Para ela, tanto penteados quanto vestimentas da cultura negra devem ser vistos de forma positiva no negro, antes de chegar a outras culturas que também estejam utilizando.  

"Não vejo problema nisso, enquanto que as pessoas brancas tenham consciência e entendam toda a história por trás dos penteados, vestimenta e turbantes", diz. 

WAKANDA É AQUI
Sua equipe é composta por quatro mulheres negras e por seu filho de 15 anos. Ricardo Ribeiro segue os passos, na real, "as mãos" da mãe.
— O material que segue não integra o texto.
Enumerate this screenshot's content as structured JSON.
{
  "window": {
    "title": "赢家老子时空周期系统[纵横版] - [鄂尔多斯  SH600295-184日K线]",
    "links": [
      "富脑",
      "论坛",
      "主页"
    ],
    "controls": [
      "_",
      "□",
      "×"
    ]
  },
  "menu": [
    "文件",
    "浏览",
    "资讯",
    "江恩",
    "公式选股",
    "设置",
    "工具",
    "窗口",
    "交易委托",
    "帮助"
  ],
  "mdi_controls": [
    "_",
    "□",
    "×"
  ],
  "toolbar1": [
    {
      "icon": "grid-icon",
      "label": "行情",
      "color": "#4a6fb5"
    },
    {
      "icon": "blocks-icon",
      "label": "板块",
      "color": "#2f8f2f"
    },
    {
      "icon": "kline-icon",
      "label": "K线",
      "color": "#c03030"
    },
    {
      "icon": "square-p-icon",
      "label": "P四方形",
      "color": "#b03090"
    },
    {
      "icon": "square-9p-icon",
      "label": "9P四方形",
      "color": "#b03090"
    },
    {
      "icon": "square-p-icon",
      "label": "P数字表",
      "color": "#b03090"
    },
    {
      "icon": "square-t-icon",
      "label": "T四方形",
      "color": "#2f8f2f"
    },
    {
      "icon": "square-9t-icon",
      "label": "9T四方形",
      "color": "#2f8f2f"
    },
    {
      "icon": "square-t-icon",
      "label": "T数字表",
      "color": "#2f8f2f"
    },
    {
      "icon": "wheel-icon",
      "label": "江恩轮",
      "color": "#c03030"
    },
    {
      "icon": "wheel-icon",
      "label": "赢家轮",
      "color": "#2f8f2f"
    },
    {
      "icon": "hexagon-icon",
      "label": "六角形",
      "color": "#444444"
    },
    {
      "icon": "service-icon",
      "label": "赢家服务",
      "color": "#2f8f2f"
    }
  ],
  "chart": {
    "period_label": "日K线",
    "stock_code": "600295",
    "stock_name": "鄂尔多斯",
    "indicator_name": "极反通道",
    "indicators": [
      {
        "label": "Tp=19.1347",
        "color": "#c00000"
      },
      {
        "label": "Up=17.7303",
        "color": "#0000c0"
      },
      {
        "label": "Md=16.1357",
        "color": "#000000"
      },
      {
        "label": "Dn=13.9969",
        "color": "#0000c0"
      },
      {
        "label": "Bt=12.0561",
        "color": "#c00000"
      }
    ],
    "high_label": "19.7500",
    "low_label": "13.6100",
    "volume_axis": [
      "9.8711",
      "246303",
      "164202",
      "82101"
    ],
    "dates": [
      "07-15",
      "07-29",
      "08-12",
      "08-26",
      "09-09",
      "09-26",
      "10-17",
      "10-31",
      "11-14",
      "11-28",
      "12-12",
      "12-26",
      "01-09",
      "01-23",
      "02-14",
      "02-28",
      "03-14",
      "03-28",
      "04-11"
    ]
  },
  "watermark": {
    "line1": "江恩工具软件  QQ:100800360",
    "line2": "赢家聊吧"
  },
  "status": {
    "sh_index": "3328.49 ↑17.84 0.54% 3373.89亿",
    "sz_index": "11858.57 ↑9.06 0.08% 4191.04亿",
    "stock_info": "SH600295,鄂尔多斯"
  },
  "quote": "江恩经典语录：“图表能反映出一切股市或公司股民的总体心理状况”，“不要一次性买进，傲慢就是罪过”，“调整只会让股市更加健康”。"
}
Desde criança demonstra habilidade e identificação com a profissão. 

"Sempre vi desde pequeno ela fazendo trança e penteados nas clientes, sempre estava em cima, querendo ajudar a separar mecha. Eu adoro fazer box braids (um tipo de trança). Pretendo continuar no ramo", conta. 

Penteados com histórias fantásticas e significados diversos estão "trançados" na cultura africana. Box braids e nagôs são as tranças mais procuradas e podem levar até 8 horas para ficarem prontas, dependendo do estilo.  

"Nagô significa caminho e elas parecem caminhos na nossa cabeça mesmo. São uma das tranças mais utilizadas nos tempos de escravidão para nossos irmãos negros fugirem das casas dos senhores de engenho e se refugiarem nos quilombos, para isso as mulheres trançavam mapas nas cabeças das crianças e até escondiam grãos de alimento pra poder cultivar quando fugiam dos engenhos", lembra.